Ppl just aren't as funny as we are
So apparently I ran down the hall to another party and started handing out uncooked spaghetti to strangers. You'd be surprised how many drunk people will eat raw noodles.
I don't know at least half of his name. I have officially become a statistic.
He said he was trying to live vicariously through me. I didn't have the heart to tell him that meant he was vicariously fucking his best friend.
I can't come tonight. Someone took a shit in the dressing room. A.) Clean it up or B.) Kill myself. Text back with your answer.
Shit, my parents are coming over and I just realized that a grinder is not an acceptable paperweight
It's like god made him fantastic at oral to make up for what his mouth does the rest of the time.
the police told me I had to sign a waiver stating that my car will no longer be used for crime activity.
Ugh I can't even look at alcohol this weekend, my body needs to heal.

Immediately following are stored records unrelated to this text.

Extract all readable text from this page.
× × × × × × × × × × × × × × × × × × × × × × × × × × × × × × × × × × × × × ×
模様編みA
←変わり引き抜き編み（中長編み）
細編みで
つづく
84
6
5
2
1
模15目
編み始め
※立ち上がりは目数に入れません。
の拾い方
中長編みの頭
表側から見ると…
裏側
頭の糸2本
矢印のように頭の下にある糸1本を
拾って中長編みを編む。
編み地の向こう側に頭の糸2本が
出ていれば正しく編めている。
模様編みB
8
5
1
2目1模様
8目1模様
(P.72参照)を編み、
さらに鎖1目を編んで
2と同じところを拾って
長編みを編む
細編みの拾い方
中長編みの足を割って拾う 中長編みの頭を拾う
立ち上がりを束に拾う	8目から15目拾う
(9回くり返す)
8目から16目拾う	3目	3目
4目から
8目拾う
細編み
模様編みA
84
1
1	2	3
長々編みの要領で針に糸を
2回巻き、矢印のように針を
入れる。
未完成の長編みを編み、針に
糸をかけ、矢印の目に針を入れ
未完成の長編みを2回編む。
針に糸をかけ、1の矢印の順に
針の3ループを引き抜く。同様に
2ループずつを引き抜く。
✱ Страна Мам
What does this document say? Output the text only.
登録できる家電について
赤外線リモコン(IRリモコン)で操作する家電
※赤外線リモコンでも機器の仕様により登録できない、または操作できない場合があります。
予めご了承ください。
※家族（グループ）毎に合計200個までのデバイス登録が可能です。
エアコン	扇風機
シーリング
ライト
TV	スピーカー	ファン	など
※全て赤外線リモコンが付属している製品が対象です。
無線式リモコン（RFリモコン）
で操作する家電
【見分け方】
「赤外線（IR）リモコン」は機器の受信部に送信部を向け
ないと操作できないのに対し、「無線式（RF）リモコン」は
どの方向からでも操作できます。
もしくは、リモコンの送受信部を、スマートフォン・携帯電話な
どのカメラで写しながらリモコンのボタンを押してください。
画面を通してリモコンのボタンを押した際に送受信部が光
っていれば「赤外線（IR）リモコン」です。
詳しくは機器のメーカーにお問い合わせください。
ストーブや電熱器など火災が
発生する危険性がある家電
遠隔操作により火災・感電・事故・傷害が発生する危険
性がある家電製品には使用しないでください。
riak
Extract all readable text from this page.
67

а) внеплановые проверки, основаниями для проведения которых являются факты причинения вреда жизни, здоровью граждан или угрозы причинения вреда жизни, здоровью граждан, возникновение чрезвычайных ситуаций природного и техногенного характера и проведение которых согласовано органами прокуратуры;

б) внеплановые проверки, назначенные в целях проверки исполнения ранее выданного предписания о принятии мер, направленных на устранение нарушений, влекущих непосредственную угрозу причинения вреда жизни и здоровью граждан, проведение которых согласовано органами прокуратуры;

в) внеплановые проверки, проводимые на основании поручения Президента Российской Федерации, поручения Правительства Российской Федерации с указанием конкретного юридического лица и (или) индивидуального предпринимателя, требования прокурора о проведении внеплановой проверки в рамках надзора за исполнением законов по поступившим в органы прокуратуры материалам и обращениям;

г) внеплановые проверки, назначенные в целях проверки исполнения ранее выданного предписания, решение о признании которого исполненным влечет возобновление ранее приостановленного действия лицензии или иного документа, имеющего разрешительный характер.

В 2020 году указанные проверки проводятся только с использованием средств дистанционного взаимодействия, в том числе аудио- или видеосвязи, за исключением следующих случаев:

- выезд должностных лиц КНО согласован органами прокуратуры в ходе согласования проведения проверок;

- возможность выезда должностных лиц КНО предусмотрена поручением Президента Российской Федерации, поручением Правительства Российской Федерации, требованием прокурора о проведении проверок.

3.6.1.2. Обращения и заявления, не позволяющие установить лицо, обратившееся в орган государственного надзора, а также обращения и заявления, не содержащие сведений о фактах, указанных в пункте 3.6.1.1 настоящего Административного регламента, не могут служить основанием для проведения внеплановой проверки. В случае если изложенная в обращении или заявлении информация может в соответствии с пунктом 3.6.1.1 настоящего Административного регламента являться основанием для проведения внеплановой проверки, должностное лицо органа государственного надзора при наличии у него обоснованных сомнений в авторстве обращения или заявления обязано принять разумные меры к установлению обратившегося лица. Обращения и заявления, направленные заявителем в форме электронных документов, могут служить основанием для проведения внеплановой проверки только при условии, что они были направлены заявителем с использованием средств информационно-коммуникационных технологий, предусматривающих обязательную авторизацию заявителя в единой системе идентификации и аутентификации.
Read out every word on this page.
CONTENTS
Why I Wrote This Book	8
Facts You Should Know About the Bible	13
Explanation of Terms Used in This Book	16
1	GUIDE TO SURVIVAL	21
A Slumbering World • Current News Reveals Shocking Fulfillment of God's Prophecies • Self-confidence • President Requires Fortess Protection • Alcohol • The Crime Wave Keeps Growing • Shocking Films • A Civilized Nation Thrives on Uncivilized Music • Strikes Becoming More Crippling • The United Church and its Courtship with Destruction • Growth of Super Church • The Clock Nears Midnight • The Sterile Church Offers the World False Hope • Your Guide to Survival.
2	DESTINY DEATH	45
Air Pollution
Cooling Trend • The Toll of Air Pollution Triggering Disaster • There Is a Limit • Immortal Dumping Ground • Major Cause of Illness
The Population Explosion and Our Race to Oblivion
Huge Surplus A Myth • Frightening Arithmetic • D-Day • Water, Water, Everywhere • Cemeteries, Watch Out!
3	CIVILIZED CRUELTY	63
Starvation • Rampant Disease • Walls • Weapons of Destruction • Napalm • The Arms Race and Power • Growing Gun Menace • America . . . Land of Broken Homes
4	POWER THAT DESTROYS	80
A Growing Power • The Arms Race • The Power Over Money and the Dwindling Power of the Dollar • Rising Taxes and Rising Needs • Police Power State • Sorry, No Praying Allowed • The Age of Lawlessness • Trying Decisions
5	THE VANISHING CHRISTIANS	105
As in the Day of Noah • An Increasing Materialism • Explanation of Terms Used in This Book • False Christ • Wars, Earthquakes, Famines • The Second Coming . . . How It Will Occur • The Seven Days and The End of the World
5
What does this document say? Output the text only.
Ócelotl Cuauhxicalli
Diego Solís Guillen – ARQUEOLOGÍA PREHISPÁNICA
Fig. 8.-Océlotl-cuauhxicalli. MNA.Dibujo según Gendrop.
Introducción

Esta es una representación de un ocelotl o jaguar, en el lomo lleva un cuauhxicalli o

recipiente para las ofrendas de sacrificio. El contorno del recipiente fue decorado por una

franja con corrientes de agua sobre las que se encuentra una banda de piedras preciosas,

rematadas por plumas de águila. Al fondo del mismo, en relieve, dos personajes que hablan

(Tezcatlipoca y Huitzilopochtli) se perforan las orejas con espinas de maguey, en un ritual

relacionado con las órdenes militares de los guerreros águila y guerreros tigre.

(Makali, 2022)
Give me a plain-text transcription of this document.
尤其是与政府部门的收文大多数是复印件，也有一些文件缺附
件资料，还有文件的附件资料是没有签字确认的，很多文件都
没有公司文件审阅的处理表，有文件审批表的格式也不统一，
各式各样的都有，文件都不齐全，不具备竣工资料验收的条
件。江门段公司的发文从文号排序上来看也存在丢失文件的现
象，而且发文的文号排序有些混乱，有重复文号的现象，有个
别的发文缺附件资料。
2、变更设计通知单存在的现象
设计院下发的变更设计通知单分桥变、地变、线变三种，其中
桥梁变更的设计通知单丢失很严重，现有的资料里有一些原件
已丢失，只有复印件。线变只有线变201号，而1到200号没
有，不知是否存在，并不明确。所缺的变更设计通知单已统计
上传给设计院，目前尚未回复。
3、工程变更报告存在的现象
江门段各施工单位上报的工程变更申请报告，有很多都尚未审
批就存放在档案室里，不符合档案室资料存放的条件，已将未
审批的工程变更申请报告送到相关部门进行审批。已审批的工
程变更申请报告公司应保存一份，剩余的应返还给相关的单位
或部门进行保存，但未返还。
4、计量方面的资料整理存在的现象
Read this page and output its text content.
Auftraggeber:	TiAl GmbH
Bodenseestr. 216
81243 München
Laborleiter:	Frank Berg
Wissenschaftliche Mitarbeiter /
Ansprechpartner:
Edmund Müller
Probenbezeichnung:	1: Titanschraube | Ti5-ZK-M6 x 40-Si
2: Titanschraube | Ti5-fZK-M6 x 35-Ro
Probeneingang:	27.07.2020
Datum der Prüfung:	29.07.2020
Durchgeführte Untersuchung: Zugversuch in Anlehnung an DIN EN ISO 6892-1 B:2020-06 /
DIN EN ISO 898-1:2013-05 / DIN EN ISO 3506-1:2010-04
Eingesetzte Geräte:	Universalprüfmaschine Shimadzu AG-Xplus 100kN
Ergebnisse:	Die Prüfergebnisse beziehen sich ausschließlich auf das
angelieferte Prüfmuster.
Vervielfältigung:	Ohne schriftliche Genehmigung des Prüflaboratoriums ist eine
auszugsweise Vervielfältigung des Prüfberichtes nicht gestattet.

Ive only just recently decided that NOT fucking you would be best for both of us.
Jäger goes great with personal crises and receding morals...
I just shit my bed. Go ahead and make your 40 year old incontinence jokes now.
First encounter with a mirco peen. I was confused when he said he doesnt go down on girls. Cmon dude, practice on a peach.
Im showing up stoned and in sweatpants. Because that is where im at in life right now. Sorry not sorry.
Clearly the Stanley Cup Finals good luck hand job IS necessary. You let the whole team down.